Equity-based compensation, including stock options, restricted stock units (RSU), and other performance-based shares, is an increasingly common component of employee compensation. While these assets offer substantial value, they also represent one of the most intricate forms of marital property to divide during divorce proceedings. Often, spouses are unaware of these benefits, or they may not fully grasp how vesting schedules, tax implications, and employment contracts influence their equitable division. However, our experienced Monmouth County Division of Assets Attorneys can help you navigate these complex financial matters. Please continue reading as we explore what you should know about these matters.
What Qualifies as Marital Property When It Comes to Stock Options and RSUs?
Divorcing spouses often wonder if unvested or future stock awards are considered marital property. When it comes ot divorce in New Jersey, courts carefully examine stock-based compensation to determine whether it is considered “marital” or “separate” property. This determination hinges on several factors, including when the stock was granted, the reasons for its issuance, and its vesting schedule. Generally, if the benefits associated with the stock were earned during the marriage, they are typically classified as marital property, subject to division between the spouses. Conversely, if the stock was earned before the marriage began or after the couple separated, it may be considered separate property belonging solely to the individual spouse.
A crucial distinction in the legal assessment of stock awards is the difference between the grant date and the vesting date. A stock grant that occurs during the marriage normally triggers its classification as marital property, even if the actual shares do not vest until a later date. New Jersey courts will meticulously review vesting schedules and any associated employment conditions to ascertain what portion of the award should be allocated to each spouse. This usually involves a detailed analysis of the period during which the stock was earned in realtion ot the marriage.
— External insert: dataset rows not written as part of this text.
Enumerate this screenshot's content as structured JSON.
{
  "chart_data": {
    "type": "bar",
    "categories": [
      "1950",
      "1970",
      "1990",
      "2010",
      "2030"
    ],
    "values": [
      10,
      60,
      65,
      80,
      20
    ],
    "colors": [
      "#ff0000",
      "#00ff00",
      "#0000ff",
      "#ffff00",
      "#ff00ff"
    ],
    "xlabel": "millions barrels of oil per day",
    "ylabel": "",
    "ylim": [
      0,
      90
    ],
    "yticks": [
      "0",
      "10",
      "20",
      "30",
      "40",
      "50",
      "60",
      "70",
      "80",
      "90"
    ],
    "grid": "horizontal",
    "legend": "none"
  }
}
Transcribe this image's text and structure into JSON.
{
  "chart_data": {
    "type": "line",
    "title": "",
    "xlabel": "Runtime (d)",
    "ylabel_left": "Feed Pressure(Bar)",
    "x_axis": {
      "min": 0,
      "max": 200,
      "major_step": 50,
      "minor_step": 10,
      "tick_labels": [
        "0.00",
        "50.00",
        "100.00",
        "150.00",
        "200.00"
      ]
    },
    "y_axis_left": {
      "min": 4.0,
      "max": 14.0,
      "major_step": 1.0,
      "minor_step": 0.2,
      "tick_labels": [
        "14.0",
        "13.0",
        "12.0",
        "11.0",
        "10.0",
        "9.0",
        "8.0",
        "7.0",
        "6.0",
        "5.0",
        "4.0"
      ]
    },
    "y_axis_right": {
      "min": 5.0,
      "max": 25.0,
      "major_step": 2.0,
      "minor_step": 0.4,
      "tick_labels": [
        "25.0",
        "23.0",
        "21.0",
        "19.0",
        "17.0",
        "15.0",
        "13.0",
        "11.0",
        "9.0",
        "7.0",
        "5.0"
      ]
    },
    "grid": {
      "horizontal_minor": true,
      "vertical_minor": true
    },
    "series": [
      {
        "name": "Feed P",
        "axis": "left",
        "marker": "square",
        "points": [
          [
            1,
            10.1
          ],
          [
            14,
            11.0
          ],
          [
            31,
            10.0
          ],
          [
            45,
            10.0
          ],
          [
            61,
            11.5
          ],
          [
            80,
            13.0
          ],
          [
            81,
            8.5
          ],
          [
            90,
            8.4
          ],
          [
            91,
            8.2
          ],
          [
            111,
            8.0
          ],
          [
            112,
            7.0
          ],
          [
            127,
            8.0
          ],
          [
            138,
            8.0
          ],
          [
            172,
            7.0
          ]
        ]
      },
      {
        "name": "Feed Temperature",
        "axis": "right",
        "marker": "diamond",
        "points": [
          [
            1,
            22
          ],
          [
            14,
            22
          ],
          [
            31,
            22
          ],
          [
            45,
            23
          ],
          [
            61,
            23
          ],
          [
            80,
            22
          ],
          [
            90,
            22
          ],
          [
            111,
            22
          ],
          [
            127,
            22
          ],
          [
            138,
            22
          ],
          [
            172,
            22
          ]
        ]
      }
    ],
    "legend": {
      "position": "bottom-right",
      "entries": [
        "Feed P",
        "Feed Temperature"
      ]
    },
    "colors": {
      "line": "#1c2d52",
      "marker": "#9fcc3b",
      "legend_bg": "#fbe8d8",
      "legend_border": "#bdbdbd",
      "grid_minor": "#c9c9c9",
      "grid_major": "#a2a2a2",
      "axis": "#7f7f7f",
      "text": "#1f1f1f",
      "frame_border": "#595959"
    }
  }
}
The distinction between vested and unvested equity also plays a significant role in the division process. Vested shares are often easy to divide, as the employee has full ownership and control. However, unvested awards present a more complex challenge, necessitating the use of specific formulas or future division agreements to determine each spouse’s share. In many cases, courts may even opt to delay the actual distribution of these awards until the shares officially vest, ensuring fair and equitable distribution when the overniship becomes solidified.
What Are the Potential Methods of Division?
Once the marital portion of stock awards is established, assets can typically be divided in three ways:
- Offset with Other Assets (Buyout): The employee spouse retains the entirety of the stock award and remunerates the non-employee spouse with other marital assets of equivalent value.
- Deferred Distribution: The non-employee spouse receives their allocated share of the stock as it vests or is exercised in the future.
- Immediate Sale or Exercise and Split: If the options have already vested and the plan allows, the stock may be promptly exercised or sold, with the after-tax proceeds being divided between the spouses.